Zu Beginn der Coronavirus-Pandemie hat man sich eine medizinische Katastrophe auf dem afrikanischen Kontinent erwartet – diese ist zumindest bisher ausgeblieben. Warum, darüber spekulieren Forscher noch. Ein internationales Forscherteam versucht nun eine Erklärung.

„Afrika war relativ gut vorbereitet, damit haben sie sich Zeit erkauft“, erklärt der Tropenmediziner Betrand Lell von der Medizinischen Universität Wien, der aktuell im zentralafrikanischen Küstenstaat Gabun forscht. Parallel zu Ländern in Europa wurden Maßnahmen wie Grenzschließungen, Reise- und Versammlungseinschränkungen eingeführt und es wurde vergleichsweise früh großflächig getestet, erläutern Lell und seine Kollegen in einem Artikel im Fachmagazin Science. Das war zu einem Zeitpunkt, wo einige afrikanische Länder noch keine Coronafälle hatten, so der Tropenmediziner.

Gesundheitspersonla misst Temperatur eines Schülers bei Schulöffnung in Nigeria
AFP/PIUS UTOMI EKPEI
Bei der teilweisen Schulöffnung in Nigeria gibt es strenge Gesundheitskontrollen

Dennoch rechnen Experten damit, dass es nur eine Frage der Zeit ist, bis die Zahlen steigen und die Spitäler überlastet werden. „Man hat für Afrika für Mai, Juni eine Katastrophe erwartet. Aufgrund der bekannten Probleme, wie schwachen Gesundheitssystemen, fehlenden finanziellen Spielraum für Maßnahmen und großen Ballungszentren.“

Alter und Immunsystem

Dass die befürchtete Katastrophe bis jetzt ausgeblieben ist, könnte einerseits daran liegen, dass die Bevölkerung in afrikanischen Ländern durchschnittlich viel jünger ist als in Europa oder Nordamerika und Jüngere von SARS-CoV-2 weniger stark betroffen sind.
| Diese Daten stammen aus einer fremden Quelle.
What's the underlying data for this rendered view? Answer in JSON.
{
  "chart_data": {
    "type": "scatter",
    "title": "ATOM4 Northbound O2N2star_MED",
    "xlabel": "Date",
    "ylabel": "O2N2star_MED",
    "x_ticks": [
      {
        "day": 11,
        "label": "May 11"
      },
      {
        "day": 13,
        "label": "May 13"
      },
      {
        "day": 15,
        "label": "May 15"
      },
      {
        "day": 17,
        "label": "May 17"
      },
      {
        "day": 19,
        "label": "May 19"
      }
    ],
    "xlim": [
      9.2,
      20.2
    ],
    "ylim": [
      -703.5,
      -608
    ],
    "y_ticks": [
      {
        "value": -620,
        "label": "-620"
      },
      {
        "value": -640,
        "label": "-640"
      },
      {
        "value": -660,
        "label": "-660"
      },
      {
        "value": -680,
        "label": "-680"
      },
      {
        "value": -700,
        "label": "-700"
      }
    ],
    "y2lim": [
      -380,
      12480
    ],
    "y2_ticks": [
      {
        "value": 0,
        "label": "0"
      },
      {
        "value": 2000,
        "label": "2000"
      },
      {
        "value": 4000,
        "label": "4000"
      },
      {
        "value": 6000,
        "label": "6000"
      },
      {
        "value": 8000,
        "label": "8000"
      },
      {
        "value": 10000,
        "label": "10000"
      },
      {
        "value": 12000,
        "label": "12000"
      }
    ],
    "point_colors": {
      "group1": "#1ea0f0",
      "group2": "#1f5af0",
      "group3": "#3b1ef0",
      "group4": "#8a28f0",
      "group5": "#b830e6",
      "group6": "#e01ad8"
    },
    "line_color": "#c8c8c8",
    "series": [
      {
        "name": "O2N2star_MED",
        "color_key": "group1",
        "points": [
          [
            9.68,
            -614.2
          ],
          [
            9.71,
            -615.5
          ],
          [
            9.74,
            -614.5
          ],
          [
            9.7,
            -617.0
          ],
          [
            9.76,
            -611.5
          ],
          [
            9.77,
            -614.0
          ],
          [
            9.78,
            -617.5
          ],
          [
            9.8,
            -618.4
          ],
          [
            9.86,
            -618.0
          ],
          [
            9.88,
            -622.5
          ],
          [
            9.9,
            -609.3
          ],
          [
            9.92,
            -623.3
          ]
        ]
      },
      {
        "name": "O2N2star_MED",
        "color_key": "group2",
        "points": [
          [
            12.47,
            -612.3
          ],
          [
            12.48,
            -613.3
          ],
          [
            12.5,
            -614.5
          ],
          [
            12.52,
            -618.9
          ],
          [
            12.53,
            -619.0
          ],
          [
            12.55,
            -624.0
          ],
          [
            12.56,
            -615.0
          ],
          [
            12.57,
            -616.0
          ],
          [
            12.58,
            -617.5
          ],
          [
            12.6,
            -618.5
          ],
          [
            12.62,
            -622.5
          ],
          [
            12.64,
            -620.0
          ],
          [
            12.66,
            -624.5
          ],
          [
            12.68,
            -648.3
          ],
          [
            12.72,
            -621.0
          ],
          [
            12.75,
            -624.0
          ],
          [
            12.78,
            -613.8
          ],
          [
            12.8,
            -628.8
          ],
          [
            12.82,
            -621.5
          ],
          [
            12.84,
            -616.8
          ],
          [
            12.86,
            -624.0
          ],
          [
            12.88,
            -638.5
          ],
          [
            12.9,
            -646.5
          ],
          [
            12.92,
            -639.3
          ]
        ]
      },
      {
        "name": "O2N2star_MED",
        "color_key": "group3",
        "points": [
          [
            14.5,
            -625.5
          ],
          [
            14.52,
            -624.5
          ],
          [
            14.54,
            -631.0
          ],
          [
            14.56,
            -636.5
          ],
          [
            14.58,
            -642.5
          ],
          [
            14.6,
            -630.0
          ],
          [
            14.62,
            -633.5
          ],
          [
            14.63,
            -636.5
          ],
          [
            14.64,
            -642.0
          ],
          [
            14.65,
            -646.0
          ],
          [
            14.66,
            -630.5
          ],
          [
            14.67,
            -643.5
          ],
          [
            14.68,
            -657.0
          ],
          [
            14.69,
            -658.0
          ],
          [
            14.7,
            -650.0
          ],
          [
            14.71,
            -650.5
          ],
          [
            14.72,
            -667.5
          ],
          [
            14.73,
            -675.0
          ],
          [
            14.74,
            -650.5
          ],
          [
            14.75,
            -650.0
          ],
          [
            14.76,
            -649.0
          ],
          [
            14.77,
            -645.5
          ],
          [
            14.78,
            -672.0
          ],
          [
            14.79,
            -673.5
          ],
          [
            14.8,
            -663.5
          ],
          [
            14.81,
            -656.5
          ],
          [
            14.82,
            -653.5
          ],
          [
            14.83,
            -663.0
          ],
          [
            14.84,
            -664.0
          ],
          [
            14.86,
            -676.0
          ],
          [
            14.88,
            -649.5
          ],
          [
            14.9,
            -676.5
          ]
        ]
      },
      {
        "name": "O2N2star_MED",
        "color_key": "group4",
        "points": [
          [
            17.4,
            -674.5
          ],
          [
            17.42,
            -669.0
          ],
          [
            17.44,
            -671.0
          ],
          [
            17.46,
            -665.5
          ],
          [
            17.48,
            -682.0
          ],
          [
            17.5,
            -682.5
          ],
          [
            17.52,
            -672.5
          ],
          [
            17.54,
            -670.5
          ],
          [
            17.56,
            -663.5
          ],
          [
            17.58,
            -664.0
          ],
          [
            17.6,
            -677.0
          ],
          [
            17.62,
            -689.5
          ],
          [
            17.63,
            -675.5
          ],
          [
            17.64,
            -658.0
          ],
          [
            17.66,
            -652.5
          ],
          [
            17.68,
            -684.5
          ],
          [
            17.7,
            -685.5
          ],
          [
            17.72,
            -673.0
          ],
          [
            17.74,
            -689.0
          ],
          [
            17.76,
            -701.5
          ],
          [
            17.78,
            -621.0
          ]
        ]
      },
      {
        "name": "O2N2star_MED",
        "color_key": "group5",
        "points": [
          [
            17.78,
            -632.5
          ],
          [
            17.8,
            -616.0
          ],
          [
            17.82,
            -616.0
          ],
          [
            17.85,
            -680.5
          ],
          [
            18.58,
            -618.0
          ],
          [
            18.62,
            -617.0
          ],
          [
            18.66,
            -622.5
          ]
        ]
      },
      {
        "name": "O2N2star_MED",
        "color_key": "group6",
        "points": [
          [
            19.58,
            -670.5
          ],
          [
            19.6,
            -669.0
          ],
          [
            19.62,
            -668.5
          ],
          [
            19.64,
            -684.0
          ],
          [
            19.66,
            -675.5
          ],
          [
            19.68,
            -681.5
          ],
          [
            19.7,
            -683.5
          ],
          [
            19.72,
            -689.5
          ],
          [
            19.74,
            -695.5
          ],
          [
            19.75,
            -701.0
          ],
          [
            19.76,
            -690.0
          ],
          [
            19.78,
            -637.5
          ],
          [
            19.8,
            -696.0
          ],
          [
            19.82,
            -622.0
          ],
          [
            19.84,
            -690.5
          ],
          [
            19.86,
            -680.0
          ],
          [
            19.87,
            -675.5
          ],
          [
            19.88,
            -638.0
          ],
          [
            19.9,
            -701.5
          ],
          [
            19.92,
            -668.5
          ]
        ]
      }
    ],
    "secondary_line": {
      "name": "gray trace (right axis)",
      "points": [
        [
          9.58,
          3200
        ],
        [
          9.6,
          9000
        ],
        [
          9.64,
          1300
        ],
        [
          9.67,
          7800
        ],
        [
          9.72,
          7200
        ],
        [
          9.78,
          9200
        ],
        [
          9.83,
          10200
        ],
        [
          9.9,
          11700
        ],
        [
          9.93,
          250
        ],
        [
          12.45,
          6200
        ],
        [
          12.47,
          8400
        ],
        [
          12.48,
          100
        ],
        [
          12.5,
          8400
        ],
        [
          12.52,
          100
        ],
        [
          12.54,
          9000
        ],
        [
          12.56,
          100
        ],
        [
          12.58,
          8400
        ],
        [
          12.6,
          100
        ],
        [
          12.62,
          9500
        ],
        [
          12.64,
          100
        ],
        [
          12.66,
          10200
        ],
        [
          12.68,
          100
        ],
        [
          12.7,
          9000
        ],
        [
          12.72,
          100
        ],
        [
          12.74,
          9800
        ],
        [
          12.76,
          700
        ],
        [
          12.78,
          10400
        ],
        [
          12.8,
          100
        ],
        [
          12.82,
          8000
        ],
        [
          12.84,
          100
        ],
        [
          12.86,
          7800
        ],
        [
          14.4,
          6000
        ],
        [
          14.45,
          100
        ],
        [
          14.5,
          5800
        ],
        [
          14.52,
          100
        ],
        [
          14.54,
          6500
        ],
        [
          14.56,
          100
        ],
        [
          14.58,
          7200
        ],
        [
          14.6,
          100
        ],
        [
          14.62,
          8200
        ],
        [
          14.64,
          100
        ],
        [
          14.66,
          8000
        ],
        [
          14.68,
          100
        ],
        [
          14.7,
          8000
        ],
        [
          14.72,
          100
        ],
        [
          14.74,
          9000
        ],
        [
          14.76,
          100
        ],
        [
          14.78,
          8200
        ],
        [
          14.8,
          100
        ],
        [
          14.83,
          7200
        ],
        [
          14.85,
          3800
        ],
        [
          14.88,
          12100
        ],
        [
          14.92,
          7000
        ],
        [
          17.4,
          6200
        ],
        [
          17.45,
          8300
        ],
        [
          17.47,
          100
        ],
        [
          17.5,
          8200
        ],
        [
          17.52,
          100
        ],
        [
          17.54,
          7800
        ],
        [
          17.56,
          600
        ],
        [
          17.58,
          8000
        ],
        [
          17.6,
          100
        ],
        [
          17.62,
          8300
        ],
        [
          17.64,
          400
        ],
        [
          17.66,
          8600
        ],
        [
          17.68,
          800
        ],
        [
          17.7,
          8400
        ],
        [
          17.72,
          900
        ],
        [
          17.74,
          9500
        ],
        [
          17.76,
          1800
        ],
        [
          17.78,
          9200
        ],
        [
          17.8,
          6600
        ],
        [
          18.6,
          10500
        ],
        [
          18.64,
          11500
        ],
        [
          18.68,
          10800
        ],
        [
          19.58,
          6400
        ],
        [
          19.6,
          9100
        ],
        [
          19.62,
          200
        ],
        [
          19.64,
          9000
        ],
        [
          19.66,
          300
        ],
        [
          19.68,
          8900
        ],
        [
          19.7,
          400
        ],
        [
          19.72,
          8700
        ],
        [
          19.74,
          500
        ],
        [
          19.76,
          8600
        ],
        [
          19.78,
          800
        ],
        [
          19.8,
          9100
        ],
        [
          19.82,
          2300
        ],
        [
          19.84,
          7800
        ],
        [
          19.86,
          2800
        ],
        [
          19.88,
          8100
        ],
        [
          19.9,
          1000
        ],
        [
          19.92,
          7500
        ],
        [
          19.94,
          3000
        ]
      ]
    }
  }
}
Während das Durchschnittsalter in der Europäischen Union etwa 43 Jahre ist, liegt der Altersmedian in Afrika bei knapp 20 Jahren. Das allein erkläre aber nicht, weshalb die Todesrate durchschnittlich 40 Mal niedriger ist als in Europa und den USA, so das internationale Forscherteam.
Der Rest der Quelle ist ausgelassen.